I don't remember specifically when I became aware of Barney Hall. It was during that period in the early 1970's that I listened to, and watched whatever highlights I could find on Wide World of Sports and the local news. I read everything there was having to do with racing in the Greenville News. I loved everything there was about stock car racing.
I had watched coverage of some of the other types of racing as well. The Indy 500. Lemans. Sebring. I like them all, but there was something special about stock car racing. It was local! This was all happening right here in the town in which I grew up. People like David Pearson and James Hylton lived just 20 miles from where I did. Even the great Richard Petty lived just a couple hours up the road.
The race below, I was happy to see, is the full race. It even has commercials, and very few of them by today's standards. The great Jim McKay called it, and I'm sure Ken and Barney were probably there as well, though I don't remember specifically.
Over the years, my love of stock car racing has only grown. Barney Hall eventually became a voice I knew very, very well. He had the accent, the voice, the personality that could have belonged to a cousin, a neighbor. He sounded like us! Since Barney Hall came from Elkin, North Carolina, that's not big surprise. He was practically a neighbor!
To me, Barney Hall was a given. He was always there. Week in and week out, if I couldn't see the race on TV, I knew I could always hear Barney Hall and MRN, unless it was one of those tracks where PRN did the broadcasts.

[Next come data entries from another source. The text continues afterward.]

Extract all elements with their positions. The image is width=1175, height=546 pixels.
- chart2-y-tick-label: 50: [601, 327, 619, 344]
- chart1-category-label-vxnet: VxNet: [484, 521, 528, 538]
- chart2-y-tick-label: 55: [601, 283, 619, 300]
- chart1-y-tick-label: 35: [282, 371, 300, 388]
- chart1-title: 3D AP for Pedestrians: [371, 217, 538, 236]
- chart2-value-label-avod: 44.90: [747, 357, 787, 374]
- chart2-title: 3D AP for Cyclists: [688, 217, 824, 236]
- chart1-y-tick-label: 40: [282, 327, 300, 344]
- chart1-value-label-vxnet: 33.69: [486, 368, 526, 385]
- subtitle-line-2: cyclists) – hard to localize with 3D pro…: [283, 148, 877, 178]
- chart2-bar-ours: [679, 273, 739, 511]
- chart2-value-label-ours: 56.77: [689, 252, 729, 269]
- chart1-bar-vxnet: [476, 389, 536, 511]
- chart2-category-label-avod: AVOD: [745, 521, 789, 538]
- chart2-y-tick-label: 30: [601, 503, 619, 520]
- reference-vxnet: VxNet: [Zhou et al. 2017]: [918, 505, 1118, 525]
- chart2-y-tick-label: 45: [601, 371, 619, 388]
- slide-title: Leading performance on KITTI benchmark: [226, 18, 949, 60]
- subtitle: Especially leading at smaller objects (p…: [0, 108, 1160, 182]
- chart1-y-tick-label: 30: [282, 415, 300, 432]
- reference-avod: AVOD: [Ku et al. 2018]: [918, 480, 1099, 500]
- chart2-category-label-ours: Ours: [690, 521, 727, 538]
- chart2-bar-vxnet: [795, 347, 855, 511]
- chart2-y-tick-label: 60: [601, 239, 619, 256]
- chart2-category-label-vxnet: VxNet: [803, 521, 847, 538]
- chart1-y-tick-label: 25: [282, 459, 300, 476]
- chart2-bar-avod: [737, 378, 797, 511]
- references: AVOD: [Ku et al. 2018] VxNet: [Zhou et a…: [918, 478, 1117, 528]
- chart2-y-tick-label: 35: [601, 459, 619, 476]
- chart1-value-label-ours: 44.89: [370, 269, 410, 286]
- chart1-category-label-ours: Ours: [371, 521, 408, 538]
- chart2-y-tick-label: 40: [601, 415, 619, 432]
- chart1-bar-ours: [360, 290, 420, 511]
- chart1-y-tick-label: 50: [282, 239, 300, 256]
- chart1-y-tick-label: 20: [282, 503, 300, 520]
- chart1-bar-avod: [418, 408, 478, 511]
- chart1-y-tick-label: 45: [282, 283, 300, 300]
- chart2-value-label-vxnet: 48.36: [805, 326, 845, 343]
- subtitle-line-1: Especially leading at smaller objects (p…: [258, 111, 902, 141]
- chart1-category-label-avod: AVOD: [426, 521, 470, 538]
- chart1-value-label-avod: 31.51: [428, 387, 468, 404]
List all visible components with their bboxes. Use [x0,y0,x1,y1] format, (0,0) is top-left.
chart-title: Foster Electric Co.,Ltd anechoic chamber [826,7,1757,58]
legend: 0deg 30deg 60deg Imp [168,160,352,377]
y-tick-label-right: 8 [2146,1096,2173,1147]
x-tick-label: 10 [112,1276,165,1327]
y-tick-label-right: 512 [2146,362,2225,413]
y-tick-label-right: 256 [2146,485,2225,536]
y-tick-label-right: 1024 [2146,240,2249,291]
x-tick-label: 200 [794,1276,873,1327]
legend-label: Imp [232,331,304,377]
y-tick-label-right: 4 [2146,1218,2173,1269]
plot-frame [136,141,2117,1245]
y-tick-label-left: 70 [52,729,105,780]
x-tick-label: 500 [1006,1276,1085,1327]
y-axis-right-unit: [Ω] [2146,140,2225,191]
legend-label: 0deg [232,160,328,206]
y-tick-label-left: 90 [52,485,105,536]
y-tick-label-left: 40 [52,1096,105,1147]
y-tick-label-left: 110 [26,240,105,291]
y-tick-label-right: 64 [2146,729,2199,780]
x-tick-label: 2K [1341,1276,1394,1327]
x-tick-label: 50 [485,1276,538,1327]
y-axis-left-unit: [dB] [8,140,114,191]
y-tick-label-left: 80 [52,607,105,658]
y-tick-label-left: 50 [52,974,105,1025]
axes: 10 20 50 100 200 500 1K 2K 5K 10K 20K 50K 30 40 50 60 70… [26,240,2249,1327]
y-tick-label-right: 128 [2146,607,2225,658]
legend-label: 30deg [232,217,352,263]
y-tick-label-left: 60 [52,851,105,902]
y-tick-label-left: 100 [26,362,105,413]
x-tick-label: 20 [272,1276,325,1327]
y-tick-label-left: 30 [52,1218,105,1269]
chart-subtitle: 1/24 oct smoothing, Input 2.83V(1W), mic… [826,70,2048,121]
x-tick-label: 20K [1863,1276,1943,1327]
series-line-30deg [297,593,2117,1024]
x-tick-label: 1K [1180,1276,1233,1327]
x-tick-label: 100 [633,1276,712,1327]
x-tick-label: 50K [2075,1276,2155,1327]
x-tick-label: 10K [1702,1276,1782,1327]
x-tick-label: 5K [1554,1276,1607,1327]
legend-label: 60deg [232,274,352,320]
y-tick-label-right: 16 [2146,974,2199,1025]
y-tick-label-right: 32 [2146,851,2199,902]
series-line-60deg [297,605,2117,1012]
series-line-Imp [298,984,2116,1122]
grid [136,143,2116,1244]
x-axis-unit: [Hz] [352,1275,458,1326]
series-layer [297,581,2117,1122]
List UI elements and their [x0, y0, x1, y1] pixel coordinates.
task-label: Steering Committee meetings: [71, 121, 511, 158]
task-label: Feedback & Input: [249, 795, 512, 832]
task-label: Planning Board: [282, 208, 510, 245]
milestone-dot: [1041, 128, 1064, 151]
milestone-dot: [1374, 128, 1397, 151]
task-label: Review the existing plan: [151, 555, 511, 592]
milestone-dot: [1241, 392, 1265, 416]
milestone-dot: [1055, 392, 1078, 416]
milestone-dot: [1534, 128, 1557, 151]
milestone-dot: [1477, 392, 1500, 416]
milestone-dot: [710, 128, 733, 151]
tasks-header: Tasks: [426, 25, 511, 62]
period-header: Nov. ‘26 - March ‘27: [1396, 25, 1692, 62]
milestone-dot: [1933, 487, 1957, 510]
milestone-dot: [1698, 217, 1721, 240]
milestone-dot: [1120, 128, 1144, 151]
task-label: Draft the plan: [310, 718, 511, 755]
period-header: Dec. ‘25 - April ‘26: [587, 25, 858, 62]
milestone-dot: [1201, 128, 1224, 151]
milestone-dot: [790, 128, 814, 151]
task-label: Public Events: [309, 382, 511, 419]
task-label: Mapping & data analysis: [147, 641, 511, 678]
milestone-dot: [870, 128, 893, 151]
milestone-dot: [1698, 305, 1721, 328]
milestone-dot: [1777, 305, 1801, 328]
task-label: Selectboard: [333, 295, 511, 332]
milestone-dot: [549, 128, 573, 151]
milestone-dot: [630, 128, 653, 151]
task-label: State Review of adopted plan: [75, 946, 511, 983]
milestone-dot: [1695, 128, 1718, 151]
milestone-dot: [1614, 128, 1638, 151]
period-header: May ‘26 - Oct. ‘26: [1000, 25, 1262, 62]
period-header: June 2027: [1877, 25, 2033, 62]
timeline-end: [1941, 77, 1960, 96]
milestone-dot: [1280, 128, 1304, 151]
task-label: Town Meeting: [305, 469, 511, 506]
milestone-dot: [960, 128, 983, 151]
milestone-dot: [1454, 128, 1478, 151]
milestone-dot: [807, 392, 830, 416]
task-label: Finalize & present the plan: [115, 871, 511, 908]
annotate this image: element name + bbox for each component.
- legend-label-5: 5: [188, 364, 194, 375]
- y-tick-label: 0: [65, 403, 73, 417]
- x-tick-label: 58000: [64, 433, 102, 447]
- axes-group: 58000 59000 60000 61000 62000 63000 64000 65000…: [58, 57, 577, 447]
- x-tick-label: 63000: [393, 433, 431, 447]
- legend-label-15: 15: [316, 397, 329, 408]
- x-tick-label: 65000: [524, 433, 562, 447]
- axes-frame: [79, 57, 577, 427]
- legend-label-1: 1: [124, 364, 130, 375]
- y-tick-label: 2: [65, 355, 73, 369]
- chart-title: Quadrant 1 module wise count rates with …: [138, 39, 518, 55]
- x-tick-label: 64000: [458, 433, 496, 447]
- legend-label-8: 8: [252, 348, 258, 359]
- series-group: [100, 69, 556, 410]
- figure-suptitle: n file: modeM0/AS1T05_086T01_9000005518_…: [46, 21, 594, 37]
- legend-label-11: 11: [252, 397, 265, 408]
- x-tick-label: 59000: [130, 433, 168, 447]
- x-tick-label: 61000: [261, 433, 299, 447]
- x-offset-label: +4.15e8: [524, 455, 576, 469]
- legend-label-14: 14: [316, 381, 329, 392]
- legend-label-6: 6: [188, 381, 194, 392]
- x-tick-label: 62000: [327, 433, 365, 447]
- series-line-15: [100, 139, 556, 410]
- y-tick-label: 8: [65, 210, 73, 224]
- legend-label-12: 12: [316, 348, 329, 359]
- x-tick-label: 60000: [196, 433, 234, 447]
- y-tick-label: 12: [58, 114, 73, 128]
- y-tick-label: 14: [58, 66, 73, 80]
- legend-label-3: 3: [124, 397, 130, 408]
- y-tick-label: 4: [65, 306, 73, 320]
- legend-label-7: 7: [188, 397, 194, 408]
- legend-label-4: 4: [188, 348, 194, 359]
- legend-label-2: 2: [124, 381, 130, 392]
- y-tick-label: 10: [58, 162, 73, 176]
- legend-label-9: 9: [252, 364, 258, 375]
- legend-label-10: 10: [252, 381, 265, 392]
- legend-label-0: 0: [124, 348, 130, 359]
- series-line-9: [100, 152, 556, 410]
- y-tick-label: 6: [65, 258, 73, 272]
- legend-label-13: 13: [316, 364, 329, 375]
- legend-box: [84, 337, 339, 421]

A year or so ago, I became aware that Barney had some health issues, and was not on the broadcasts for quite a while. I was concerned. It was like hearing that a favorite uncle was ill. Not the the other guys, such as Joe Moore, Winston Kelley, Alex Striegle, and all the rest don't do a great job, because the do. For me, Barney Hall is the connection between past and present. Now that Barney won't be the regular play by play announcer, and era has ended. For that, I am sad, but grateful that the broadcasts will continue with the rest of the crew, who have proven that they can perform up to Barney's standards.
In my usual disjointed way, I will now digress back to the title topic of this piece, which is the 1971 Greenville 200, which took place at Greenville-Pickens Speedway in Pickens County, SC on April 10th, 1971. GPS had just been paved for the first time the year before, so this was almost like a brand new track for the drivers that day.
Back in the old days, Cup teams used to regularly test at Greenville-Pickens before heading off for the Cup races at Martinsville Speedway. The corners are flat, and it proved to be a good track to set up for Martinsville. I have been to many races at this track, which is still in use today. I wish I had seen a Grand National race there, but I didn't and those days are gone forever.